7. Dat de aanslagregeling voor het jaar 2006 lang - bijna drie jaar - heeft geduurd, doet aan het vorenoverwogene niet af. Dit heeft er weliswaar toe geleid dat eiser pas eind 2009 zijn middelingsverzoek heeft kunnen indienen, maar ook dit brengt geen verplichting tot het vergoeden van (heffings)rente met zich. Daarbij overweegt de rechtbank dat verweerder bij het opleggen van de aanslag over 2006 op grond van artikel 11, derde lid, van de AWR drie jaar de tijd had om de aanslag vast te stellen en dat de aanslag ook binnen deze termijn is opgelegd. Desgevraagd heeft verweerder ter zitting ter zake van de opgekomen vertraging in de aanslagregeling voor het jaar 2006 verklaard dat hij daarin geen reden ziet voor het (ambtshalve) toekennen van een schadevergoeding aan eiser.
8. Voor zover eiser zich op het standpunt stelt dat het hanteren van een drempel van € 545 bij de berekening van de middelingsteruggaaf en het niet vergoeden van (heffings)rente over die teruggaaf in strijd is met de redelijkheid en billijkheid, zodat de rechtbank op die grond van de wettelijke bepalingen af moet wijken, overweegt de rechtbank dat zij eiser daarin niet kan volgen. Daarbij overweegt de rechtbank dat de rechter volgens de wet moet rechtspreken en in geen geval de innerlijke waarde of billijkheid van de wet mag beoordelen (artikel 11 van de Wet van 15 mei 1829, houdende algemene bepalingen der wetgeving van het Koningrijk, Stb. 1829, 28).
9. Gelet op hetgeen hiervoor is overwogen is het beroep ongegrond verklaard.
10. De rechtbank ziet geen aanleiding voor een proceskostenveroordeling.

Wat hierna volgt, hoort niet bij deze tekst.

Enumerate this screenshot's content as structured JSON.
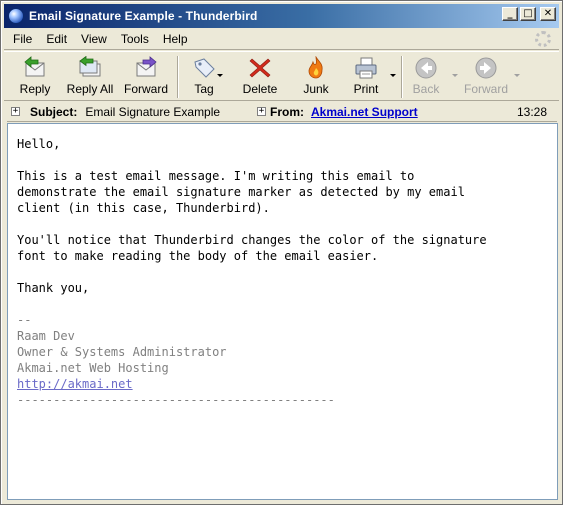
{
  "window": {
    "title": "Email Signature Example - Thunderbird",
    "controls": {
      "minimize": "_",
      "maximize": "□",
      "close": "✕"
    }
  },
  "menu": [
    "File",
    "Edit",
    "View",
    "Tools",
    "Help"
  ],
  "toolbar": {
    "reply": "Reply",
    "reply_all": "Reply All",
    "forward": "Forward",
    "tag": "Tag",
    "delete": "Delete",
    "junk": "Junk",
    "print": "Print",
    "back": "Back",
    "forward_nav": "Forward"
  },
  "header": {
    "subject_label": "Subject:",
    "subject_value": "Email Signature Example",
    "from_label": "From:",
    "from_value": "Akmai.net Support",
    "time": "13:28"
  },
  "message": {
    "greeting": "Hello,",
    "para1": "This is a test email message. I'm writing this email to\ndemonstrate the email signature marker as detected by my email\nclient (in this case, Thunderbird).",
    "para2": "You'll notice that Thunderbird changes the color of the signature\nfont to make reading the body of the email easier.",
    "closing": "Thank you,",
    "signature": {
      "marker": "--",
      "name": "Raam Dev",
      "role": "Owner & Systems Administrator",
      "company": "Akmai.net Web Hosting",
      "url": "http://akmai.net",
      "rule": "--------------------------------------------"
    }
  },
  "colors": {
    "titlebar_start": "#0a246a",
    "link": "#0000cc",
    "signature": "#808080"
  }
}
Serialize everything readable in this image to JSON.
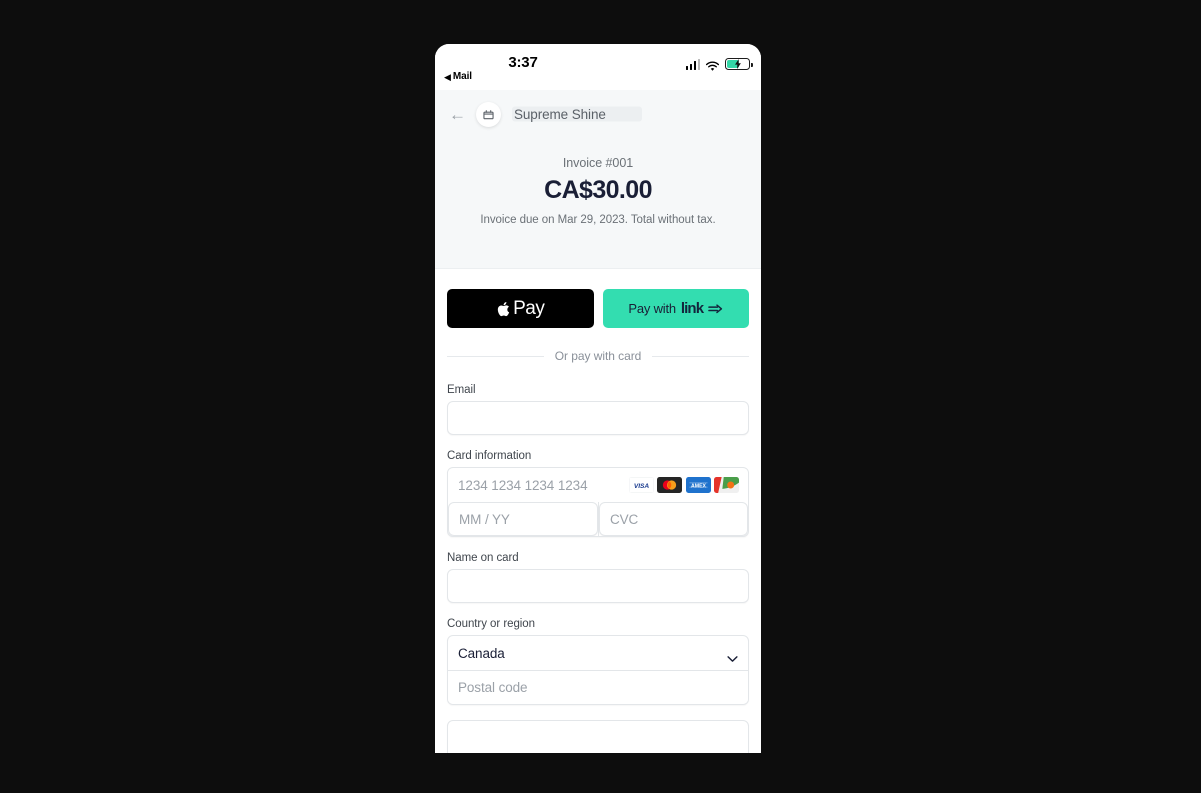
{
  "status_bar": {
    "back_arrow": "◀",
    "back_app": "Mail",
    "time": "3:37",
    "signal_icon": "cellular-bars-icon",
    "wifi_icon": "wifi-icon",
    "battery_icon": "battery-charging-icon"
  },
  "merchant_header": {
    "back_icon": "←",
    "logo_icon": "storefront-icon",
    "name": "Supreme Shine"
  },
  "invoice": {
    "label": "Invoice #001",
    "amount": "CA$30.00",
    "due_note": "Invoice due on Mar 29, 2023. Total without tax."
  },
  "wallets": {
    "apple_pay_logo": "apple-icon",
    "apple_pay_label": "Pay",
    "link_prefix": "Pay with",
    "link_word": "link",
    "link_arrow_icon": "link-arrow-icon"
  },
  "divider": {
    "text": "Or pay with card"
  },
  "form": {
    "email_label": "Email",
    "email_value": "",
    "email_placeholder": "",
    "card_info_label": "Card information",
    "card_number_placeholder": "1234 1234 1234 1234",
    "card_number_value": "",
    "expiry_placeholder": "MM / YY",
    "expiry_value": "",
    "cvc_placeholder": "CVC",
    "cvc_value": "",
    "card_brands": [
      "visa-icon",
      "mastercard-icon",
      "amex-icon",
      "discover-icon"
    ],
    "name_label": "Name on card",
    "name_value": "",
    "name_placeholder": "",
    "country_label": "Country or region",
    "country_value": "Canada",
    "country_chevron_icon": "chevron-down-icon",
    "postal_placeholder": "Postal code",
    "postal_value": ""
  },
  "colors": {
    "link_green": "#33ddb0",
    "apple_black": "#000000",
    "panel_gray": "#f6f8f9",
    "text_dark": "#1a1f36",
    "text_muted": "#6b7177",
    "border": "#e3e6e9"
  }
}
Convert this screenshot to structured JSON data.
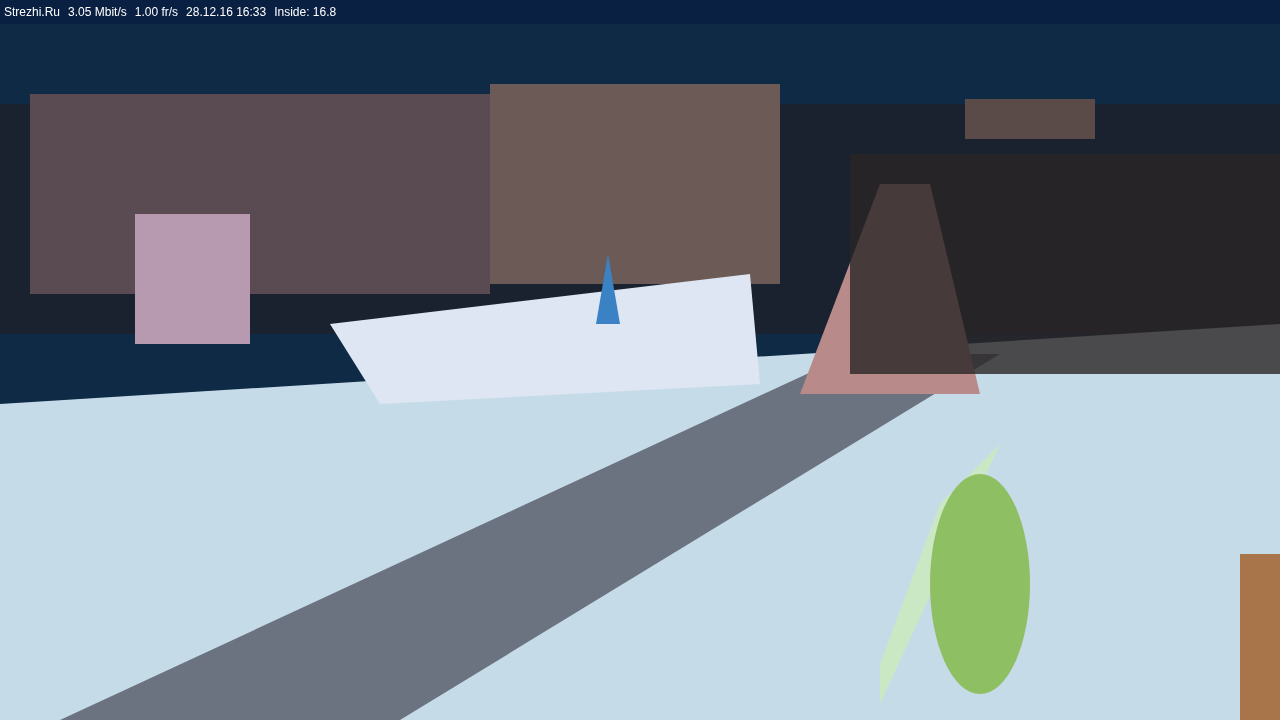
{
  "status_bar": {
    "items": [
      "Strezhi.Ru",
      "3.05 Mbit/s",
      "1.00 fr/s",
      "28.12.16 16:33",
      "Inside: 16.8"
    ]
  }
}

Aldus vastgesteld door mr. T. van Rij, in tegenwoordigheid van de griffier
mr. A.J. Kwestro.
Uitgesproken in het openbaar op 20 juli 2010.
RECHTSMIDDEL
Tegen deze uitspraak kunnen partijen binnen zes weken na de verzenddatum hoger beroep instellen bij het gerechtshof te 's-Gravenhage (belastingkamer), Postbus 20021, 2500 EA Den Haag.
Bij het instellen van hoger beroep dient het volgende in acht te worden genomen:
1. - bij het beroepschrift wordt een afschrift van deze uitspraak overgelegd.
2. - het beroepschrift moet ondertekend zijn en ten minste het volgende vermelden:
a. de naam en het adres van de indiener;
b. een dagtekening;
c. een omschrijving van de uitspraak waartegen het hoger beroep is ingesteld;
d. de gronden van het hoger beroep.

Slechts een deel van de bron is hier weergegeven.